The SNP-based heritability ranged from 0.04 to 0.10 in each individual trait. In the linkage disequilibrium score regression analyses, depressive symptoms showed no significant genetic correlation with T2D or glycemic traits (p > 0.37). However, we identified pleiotropic genetic variations for depressive symptoms and T2D (in the IGF2BP2, CDKAL1, CDKN2B-AS, and PLEKHA1 genes), and fasting glucose (in the MADD, CDKN2B-AS, PEX16, and MTNR1B genes).

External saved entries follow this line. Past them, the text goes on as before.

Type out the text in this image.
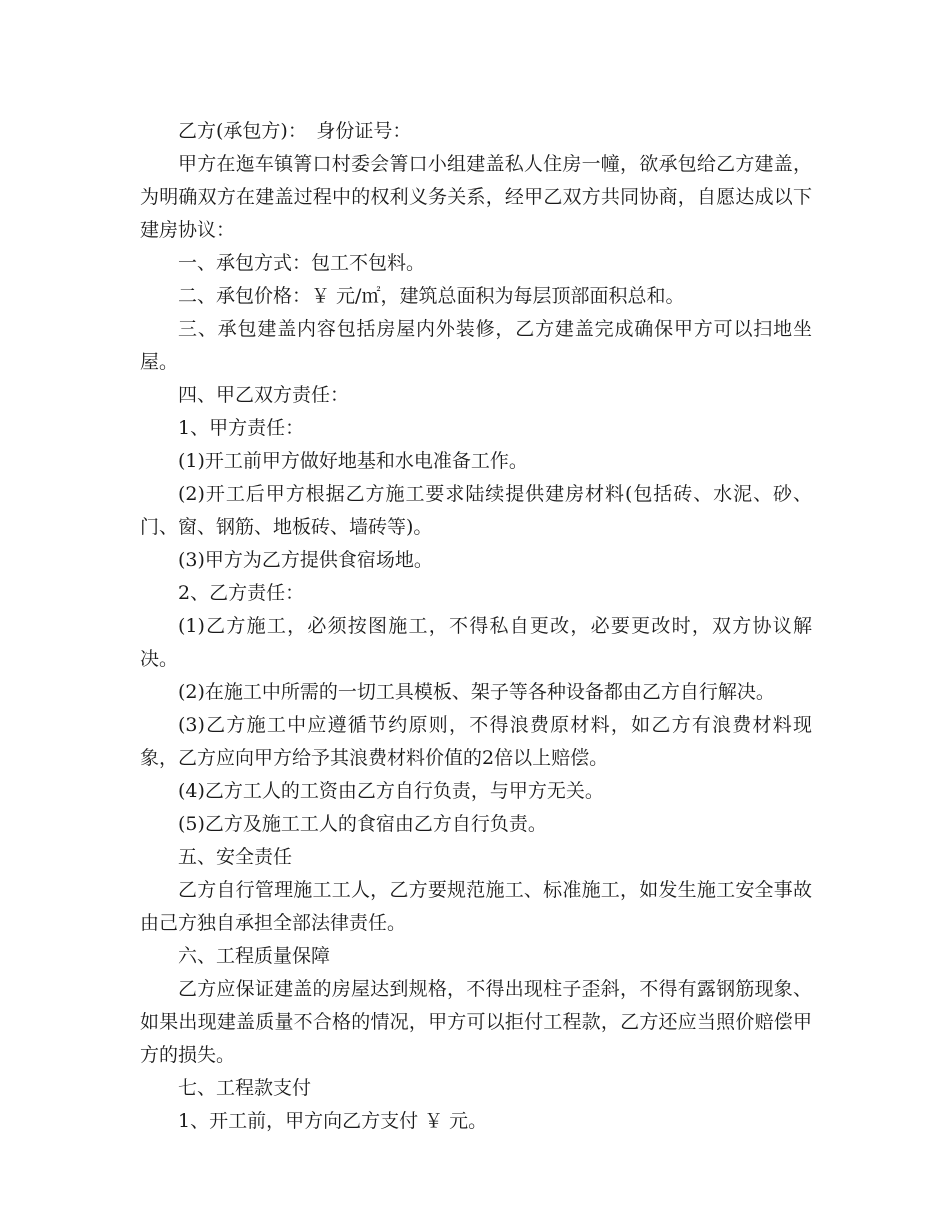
乙方(承包方)：　身份证号：

甲方在迤车镇箐口村委会箐口小组建盖私人住房一幢，欲承包给乙方建盖，为明确双方在建盖过程中的权利义务关系，经甲乙双方共同协商，自愿达成以下建房协议：

一、承包方式：包工不包料。

二、承包价格：￥ 元/㎡，建筑总面积为每层顶部面积总和。

三、承包建盖内容包括房屋内外装修，乙方建盖完成确保甲方可以扫地坐屋。

四、甲乙双方责任：

1、甲方责任：

(1)开工前甲方做好地基和水电准备工作。

(2)开工后甲方根据乙方施工要求陆续提供建房材料(包括砖、水泥、砂、门、窗、钢筋、地板砖、墙砖等)。

(3)甲方为乙方提供食宿场地。

2、乙方责任：

(1)乙方施工，必须按图施工，不得私自更改，必要更改时，双方协议解决。

(2)在施工中所需的一切工具模板、架子等各种设备都由乙方自行解决。

(3)乙方施工中应遵循节约原则，不得浪费原材料，如乙方有浪费材料现象，乙方应向甲方给予其浪费材料价值的2倍以上赔偿。

(4)乙方工人的工资由乙方自行负责，与甲方无关。

(5)乙方及施工工人的食宿由乙方自行负责。

五、安全责任

乙方自行管理施工工人，乙方要规范施工、标准施工，如发生施工安全事故由己方独自承担全部法律责任。

六、工程质量保障

乙方应保证建盖的房屋达到规格，不得出现柱子歪斜，不得有露钢筋现象、如果出现建盖质量不合格的情况，甲方可以拒付工程款，乙方还应当照价赔偿甲方的损失。

七、工程款支付

1、开工前，甲方向乙方支付 ￥ 元。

We found no significant overall genetic correlations between depressive symptoms, T2D, or glycemic traits suggesting major differences in underlying biology of these traits. However, several potential pleiotropic loci were identified between depressive symptoms, T2D, and fasting glucose, suggesting that previously established phenotypic associations may be partly explained by genetic variation in these specific loci.
共同的遗传背景可能可以解释抑郁和 2 型糖尿病(T2D)之间的表型关联。我们旨在在全基因组水平上研究抑郁症状与 T2D 或血糖特征之间是否存在遗传相关性和多效性位点。
我们通过结合 CHARGE 联盟(N=51258)先前进行的抑郁症状元分析的汇总统计数据,使用连锁不平衡评分回归,估计基于单核苷酸多态性(SNP)的遗传率,并分析抑郁症状与 T2D 和血糖特征之间的遗传相关性。T2D 由 DIAGRAM 联盟(N=34840 例患者和 114981 例对照)、空腹血糖、空腹胰岛素和 MAGIC 联盟(N=58074)的稳态模型评估β细胞功能和胰岛素抵抗进行分析。最后,我们使用来自全基因组关联研究荟萃分析的汇总统计数据,使用双变量全基因组关联研究方法,研究多效性位点,并报告具有全基因组显著双变量关联 p 值(p < 5×10)的多效性位点。在几个数据库中评估了显著多效性 SNP 的生物学注释和功能。
在每个个体特征中,SNP 基于的遗传率范围为 0.04 至 0.10。在连锁不平衡评分回归分析中,抑郁症状与 T2D 或血糖特征之间没有显著的遗传相关性(p>0.37)。然而,我们确定了抑郁症状和 T2D(在 IGF2BP2、CDKAL1、CDKN2B-AS 和 PLEKHA1 基因中)以及空腹血糖(在 MADD、CDKN2B-AS、PEX16 和 MTNR1B 基因中)的多效性遗传变异。
我们没有发现抑郁症状、T2D 或血糖特征之间存在显著的总体遗传相关性,这表明这些特征的潜在生物学差异很大。然而,在抑郁症状、T2D 和空腹血糖之间确定了几个潜在的多效性位点,这表明先前建立的表型关联可能部分解释为这些特定位点的遗传变异。